Supplementary Memo - BC Liquor Privatization
Memo outlining public health and crime concerns related to liquor store privatization.
Supplementary Memo
The provincial government’s recent surprise announcement to privatise the province’s two Liquor Distribution Branch (LDB) warehouses will drastically reduce annual revenues to government coffers.
When questioned, the BC Finance Minister Kevin Falcon did not rule out future full privatisation of the LDB, similar to their privatisation attempt in 2002/03.
Similar policy changes in Alberta led to a tripling of the number of liquor stores and caused the Calgary and Edmonton police departments to report significant increases in alcohol-related crimes.

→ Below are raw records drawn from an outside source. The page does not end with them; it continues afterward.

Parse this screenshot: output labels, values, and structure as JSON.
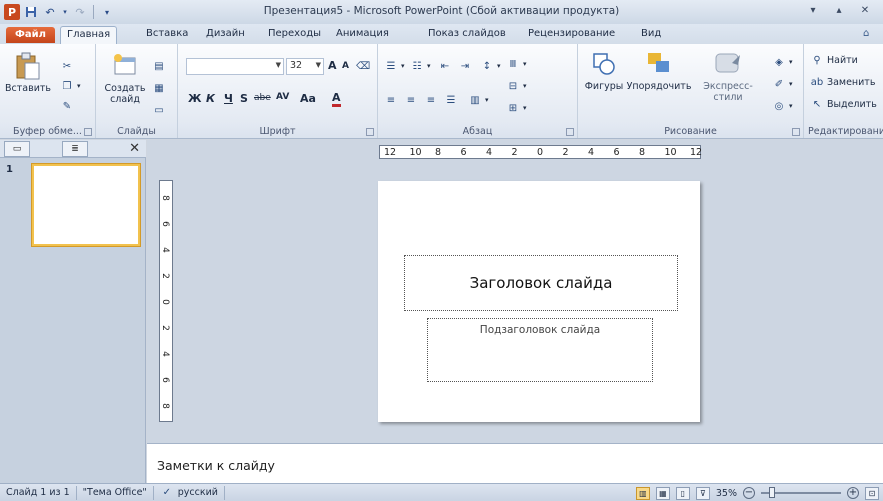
{
  "window": {
    "title": "Презентация5 - Microsoft PowerPoint (Сбой активации продукта)",
    "logo_letter": "P"
  },
  "tabs": [
    {
      "label": "Файл"
    },
    {
      "label": "Главная"
    },
    {
      "label": "Вставка"
    },
    {
      "label": "Дизайн"
    },
    {
      "label": "Переходы"
    },
    {
      "label": "Анимация"
    },
    {
      "label": "Показ слайдов"
    },
    {
      "label": "Рецензирование"
    },
    {
      "label": "Вид"
    }
  ],
  "ribbon": {
    "clipboard": {
      "paste": "Вставить",
      "label": "Буфер обме..."
    },
    "slides": {
      "new_slide_line1": "Создать",
      "new_slide_line2": "слайд",
      "label": "Слайды"
    },
    "font": {
      "size": "32",
      "bold": "Ж",
      "italic": "К",
      "underline": "Ч",
      "strike": "S",
      "abc": "abe",
      "spacing": "AV",
      "case": "Aa",
      "color": "A",
      "grow": "A",
      "shrink": "A",
      "label": "Шрифт"
    },
    "paragraph": {
      "label": "Абзац"
    },
    "drawing": {
      "shapes": "Фигуры",
      "arrange": "Упорядочить",
      "quick_styles": "Экспресс-стили",
      "label": "Рисование"
    },
    "editing": {
      "find": "Найти",
      "replace": "Заменить",
      "select": "Выделить",
      "label": "Редактировани"
    }
  },
  "left_pane": {
    "slide_number": "1"
  },
  "ruler": {
    "h_ticks": [
      "12",
      "10",
      "8",
      "6",
      "4",
      "2",
      "0",
      "2",
      "4",
      "6",
      "8",
      "10",
      "12"
    ],
    "v_ticks": [
      "8",
      "6",
      "4",
      "2",
      "0",
      "2",
      "4",
      "6",
      "8"
    ]
  },
  "slide": {
    "title_placeholder": "Заголовок слайда",
    "subtitle_placeholder": "Подзаголовок слайда"
  },
  "notes": {
    "placeholder": "Заметки к слайду"
  },
  "status": {
    "slide_info": "Слайд 1 из 1",
    "theme": "\"Тема Office\"",
    "language": "русский",
    "zoom": "35%",
    "zoom_level_percent": 35
  }
}
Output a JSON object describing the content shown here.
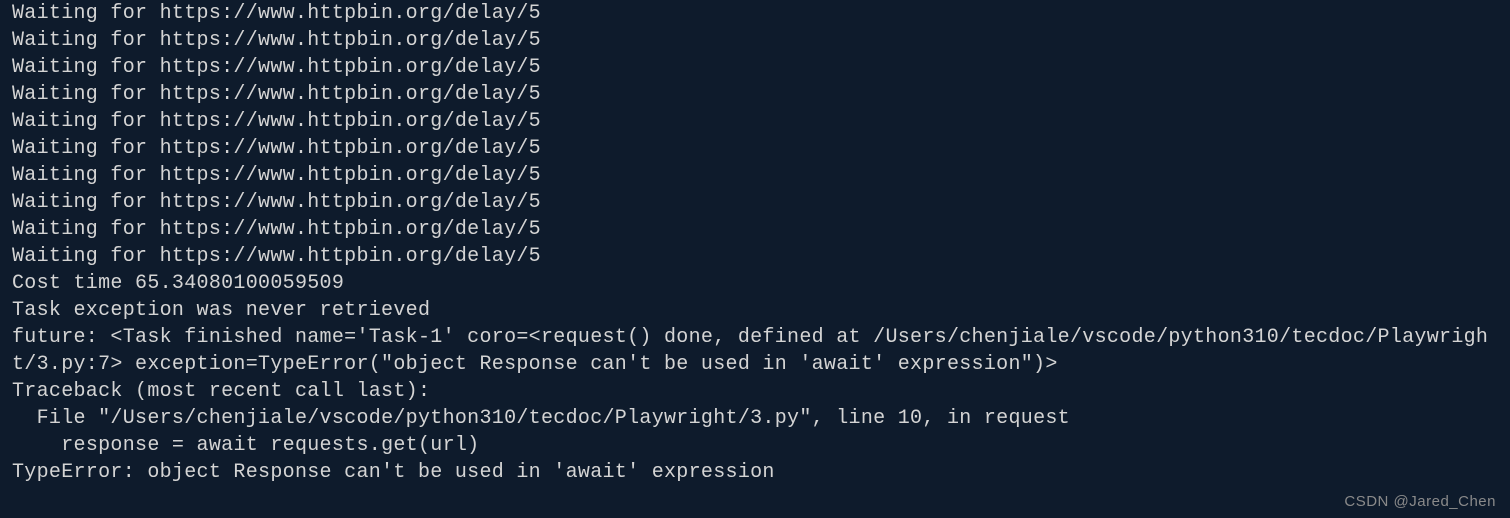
{
  "terminal": {
    "lines": [
      "Waiting for https://www.httpbin.org/delay/5",
      "Waiting for https://www.httpbin.org/delay/5",
      "Waiting for https://www.httpbin.org/delay/5",
      "Waiting for https://www.httpbin.org/delay/5",
      "Waiting for https://www.httpbin.org/delay/5",
      "Waiting for https://www.httpbin.org/delay/5",
      "Waiting for https://www.httpbin.org/delay/5",
      "Waiting for https://www.httpbin.org/delay/5",
      "Waiting for https://www.httpbin.org/delay/5",
      "Waiting for https://www.httpbin.org/delay/5",
      "Cost time 65.34080100059509",
      "Task exception was never retrieved",
      "future: <Task finished name='Task-1' coro=<request() done, defined at /Users/chenjiale/vscode/python310/tecdoc/Playwright/3.py:7> exception=TypeError(\"object Response can't be used in 'await' expression\")>",
      "Traceback (most recent call last):",
      "  File \"/Users/chenjiale/vscode/python310/tecdoc/Playwright/3.py\", line 10, in request",
      "    response = await requests.get(url)",
      "TypeError: object Response can't be used in 'await' expression"
    ]
  },
  "watermark": {
    "text": "CSDN @Jared_Chen"
  }
}
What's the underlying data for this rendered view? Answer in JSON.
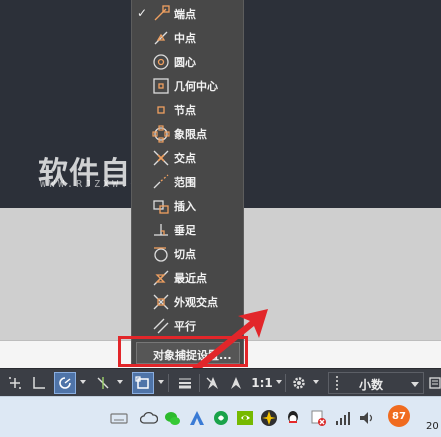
{
  "watermark": {
    "title": "软件自学网",
    "url": "WWW.RJZXW.COM"
  },
  "osnap_menu": {
    "items": [
      {
        "label": "端点",
        "icon": "endpoint-icon",
        "checked": true
      },
      {
        "label": "中点",
        "icon": "midpoint-icon",
        "checked": false
      },
      {
        "label": "圆心",
        "icon": "center-icon",
        "checked": false
      },
      {
        "label": "几何中心",
        "icon": "geometric-center-icon",
        "checked": false
      },
      {
        "label": "节点",
        "icon": "node-icon",
        "checked": false
      },
      {
        "label": "象限点",
        "icon": "quadrant-icon",
        "checked": false
      },
      {
        "label": "交点",
        "icon": "intersection-icon",
        "checked": false
      },
      {
        "label": "范围",
        "icon": "extension-icon",
        "checked": false
      },
      {
        "label": "插入",
        "icon": "insertion-icon",
        "checked": false
      },
      {
        "label": "垂足",
        "icon": "perpendicular-icon",
        "checked": false
      },
      {
        "label": "切点",
        "icon": "tangent-icon",
        "checked": false
      },
      {
        "label": "最近点",
        "icon": "nearest-icon",
        "checked": false
      },
      {
        "label": "外观交点",
        "icon": "apparent-intersection-icon",
        "checked": false
      },
      {
        "label": "平行",
        "icon": "parallel-icon",
        "checked": false
      }
    ],
    "check_mark": "✓",
    "settings_label": "对象捕捉设置..."
  },
  "statusbar": {
    "scale": "1:1",
    "units": "小数"
  },
  "taskbar": {
    "notification_badge": "87",
    "clock_partial": "20"
  },
  "colors": {
    "accent_snap": "#f0a060",
    "active_button": "#4f74a8",
    "annotation_red": "#e2262a"
  }
}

A BC Ministry of Health report has recommended that
- government-run retail stores serve as the exclusive distributors of alcohol from a public health perspective, and
- a moratorium be placed on new private stores and restrictions on the growth in number of agency stores, in particular due to concerns with youth access to alcohol.
The Liquor Control and Licensing Branch conducted a pre-announced audit of over 800 stores, public and private in 2008, and found that private stores are much less likely to request ID from customers who appeared under the age of 25 than public stores.
Additionally, studies show that other liquor privatizations have led to higher consumer prices, more stores with less selection, and marginalized workers.
If these concerns are not addressed, the responsibility for more policing costs as well as those for health and social services may be downloaded to local governments.